Market Update, Environmental—U.S. Lockton

The issue of greenhouse gas and climate change will be the focus of the next market update. In 2011, a major carrier strengthened their reserves for environmental liabilities in a disclosure statement in their 10K by $413,000,000. The majority of those strengthened reserves were attributed to pre-2003-issued policies. Another statement in the financial report is “Underwriting guidelines have been revised to no longer cover known or expected clean-up costs, which were a significant driver of historical claims,” and a “new emerging contaminants team has been formed within the dedicated environmental engineering staff to track any new cleanup standards that may be set by federal or state regulators.” Also of note from that statement, “The percentage of long-term policies (ten years or more) has decreased from a historical average of 6 percent to 1.5 percent by policy count.” Both these statements are epic with regard to the current state of the marketplace.

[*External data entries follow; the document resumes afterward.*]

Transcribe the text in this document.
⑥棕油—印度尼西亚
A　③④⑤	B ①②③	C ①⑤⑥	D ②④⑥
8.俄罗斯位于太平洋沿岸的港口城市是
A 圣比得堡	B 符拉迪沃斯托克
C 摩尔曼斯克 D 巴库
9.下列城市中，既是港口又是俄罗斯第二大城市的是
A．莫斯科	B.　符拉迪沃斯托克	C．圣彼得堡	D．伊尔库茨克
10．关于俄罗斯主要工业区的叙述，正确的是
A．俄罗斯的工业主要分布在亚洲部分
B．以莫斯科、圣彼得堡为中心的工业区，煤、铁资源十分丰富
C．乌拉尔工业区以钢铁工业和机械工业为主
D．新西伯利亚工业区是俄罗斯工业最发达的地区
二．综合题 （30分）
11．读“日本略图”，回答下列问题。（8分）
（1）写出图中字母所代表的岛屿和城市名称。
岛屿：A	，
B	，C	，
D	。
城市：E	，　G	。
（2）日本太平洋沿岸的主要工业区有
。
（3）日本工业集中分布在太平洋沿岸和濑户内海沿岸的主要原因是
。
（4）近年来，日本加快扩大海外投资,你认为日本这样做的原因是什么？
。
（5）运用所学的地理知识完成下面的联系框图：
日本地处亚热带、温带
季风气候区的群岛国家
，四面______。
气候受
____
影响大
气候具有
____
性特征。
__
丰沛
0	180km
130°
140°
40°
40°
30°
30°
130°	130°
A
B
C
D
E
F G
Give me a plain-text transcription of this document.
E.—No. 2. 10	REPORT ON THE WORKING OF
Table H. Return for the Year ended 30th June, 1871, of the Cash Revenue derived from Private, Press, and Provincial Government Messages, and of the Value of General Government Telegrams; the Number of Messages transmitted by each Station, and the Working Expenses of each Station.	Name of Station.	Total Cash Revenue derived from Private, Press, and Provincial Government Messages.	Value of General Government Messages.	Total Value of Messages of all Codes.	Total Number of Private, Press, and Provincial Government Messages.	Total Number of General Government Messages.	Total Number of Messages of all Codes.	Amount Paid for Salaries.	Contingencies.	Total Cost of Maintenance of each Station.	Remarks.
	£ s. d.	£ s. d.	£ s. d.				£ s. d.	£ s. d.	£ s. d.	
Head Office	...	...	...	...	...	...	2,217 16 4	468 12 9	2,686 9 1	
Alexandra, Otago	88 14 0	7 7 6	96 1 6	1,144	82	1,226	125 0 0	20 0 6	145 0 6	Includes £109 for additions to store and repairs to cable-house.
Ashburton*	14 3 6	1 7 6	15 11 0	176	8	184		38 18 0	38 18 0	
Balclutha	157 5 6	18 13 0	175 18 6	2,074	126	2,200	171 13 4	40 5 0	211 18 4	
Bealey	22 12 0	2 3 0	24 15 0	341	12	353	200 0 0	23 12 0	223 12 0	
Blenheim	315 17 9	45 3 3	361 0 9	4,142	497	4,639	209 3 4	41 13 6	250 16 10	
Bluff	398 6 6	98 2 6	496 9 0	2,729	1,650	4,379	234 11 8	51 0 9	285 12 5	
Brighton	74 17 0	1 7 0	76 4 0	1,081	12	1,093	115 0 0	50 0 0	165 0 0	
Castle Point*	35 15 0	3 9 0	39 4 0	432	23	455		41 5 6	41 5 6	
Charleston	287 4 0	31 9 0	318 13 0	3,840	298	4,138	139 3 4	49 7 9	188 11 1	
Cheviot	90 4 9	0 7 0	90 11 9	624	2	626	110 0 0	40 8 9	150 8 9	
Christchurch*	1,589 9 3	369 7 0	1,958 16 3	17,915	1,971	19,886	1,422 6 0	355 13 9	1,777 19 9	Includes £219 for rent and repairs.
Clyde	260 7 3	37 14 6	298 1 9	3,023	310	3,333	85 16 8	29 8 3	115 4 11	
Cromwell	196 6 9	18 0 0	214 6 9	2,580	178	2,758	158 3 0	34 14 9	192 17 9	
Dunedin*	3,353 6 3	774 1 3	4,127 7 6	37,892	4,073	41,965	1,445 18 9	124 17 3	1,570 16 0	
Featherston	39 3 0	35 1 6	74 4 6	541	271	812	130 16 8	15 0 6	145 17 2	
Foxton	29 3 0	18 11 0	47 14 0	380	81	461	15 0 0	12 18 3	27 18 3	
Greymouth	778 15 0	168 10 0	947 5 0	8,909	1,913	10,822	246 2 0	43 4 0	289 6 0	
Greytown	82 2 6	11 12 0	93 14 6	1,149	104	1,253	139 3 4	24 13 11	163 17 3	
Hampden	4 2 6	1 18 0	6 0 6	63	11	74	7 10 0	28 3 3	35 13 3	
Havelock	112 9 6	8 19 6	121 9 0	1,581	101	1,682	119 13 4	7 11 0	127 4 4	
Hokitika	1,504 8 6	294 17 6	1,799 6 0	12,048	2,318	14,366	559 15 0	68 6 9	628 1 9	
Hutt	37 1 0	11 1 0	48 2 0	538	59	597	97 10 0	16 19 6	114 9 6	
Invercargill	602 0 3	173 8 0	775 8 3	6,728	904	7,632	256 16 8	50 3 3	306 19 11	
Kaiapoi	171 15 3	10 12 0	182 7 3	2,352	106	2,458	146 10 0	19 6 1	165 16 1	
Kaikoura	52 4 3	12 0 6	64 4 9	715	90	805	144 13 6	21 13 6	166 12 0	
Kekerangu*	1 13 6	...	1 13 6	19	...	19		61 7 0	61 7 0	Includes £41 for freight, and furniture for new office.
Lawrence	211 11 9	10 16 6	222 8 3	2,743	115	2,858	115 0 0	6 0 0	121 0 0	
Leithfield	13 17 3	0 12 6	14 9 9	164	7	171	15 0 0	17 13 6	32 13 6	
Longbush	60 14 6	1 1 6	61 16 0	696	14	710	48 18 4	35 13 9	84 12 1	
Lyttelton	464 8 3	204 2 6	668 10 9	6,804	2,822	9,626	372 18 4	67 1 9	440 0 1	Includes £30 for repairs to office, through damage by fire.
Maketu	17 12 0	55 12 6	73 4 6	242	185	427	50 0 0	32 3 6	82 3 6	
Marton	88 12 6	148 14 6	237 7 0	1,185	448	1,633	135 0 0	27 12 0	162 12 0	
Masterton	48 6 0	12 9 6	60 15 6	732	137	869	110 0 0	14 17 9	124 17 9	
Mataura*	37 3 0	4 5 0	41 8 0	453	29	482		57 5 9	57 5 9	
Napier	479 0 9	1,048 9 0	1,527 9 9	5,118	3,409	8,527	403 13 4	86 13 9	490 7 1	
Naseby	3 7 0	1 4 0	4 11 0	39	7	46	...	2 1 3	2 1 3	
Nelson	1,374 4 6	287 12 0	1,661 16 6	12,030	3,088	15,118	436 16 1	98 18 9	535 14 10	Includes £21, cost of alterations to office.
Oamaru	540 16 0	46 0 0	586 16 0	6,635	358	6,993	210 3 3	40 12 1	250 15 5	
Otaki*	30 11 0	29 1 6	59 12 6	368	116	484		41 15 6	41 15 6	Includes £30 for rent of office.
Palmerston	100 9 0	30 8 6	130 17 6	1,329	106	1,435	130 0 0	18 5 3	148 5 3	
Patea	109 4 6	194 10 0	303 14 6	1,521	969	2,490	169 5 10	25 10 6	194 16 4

The statements expressed in that carrier’s financial disclosure are not an isolated stance on current conditions. Cost cap policies are dead. That program died a quiet, unannounced death. Only three carriers were offering this program, and all no longer are considering these policies without significant exceptions (never say never). Long-term policies (often used in merger and acquisition situations) are no longer automatic. Bottom Line Lockton is not going on record that we have entered a hard market. However, following the financial disclosure statements, and in talking with senior management at the carriers, heavy focus is on tightening underwriting guidelines and reviewing bindable terms and conditions in quotes. Lockton continues to work with the carriers to negotiate the broadest terms and conditions available in the marketplace, but as Bob Dylan sang, “the times they are a-changing.”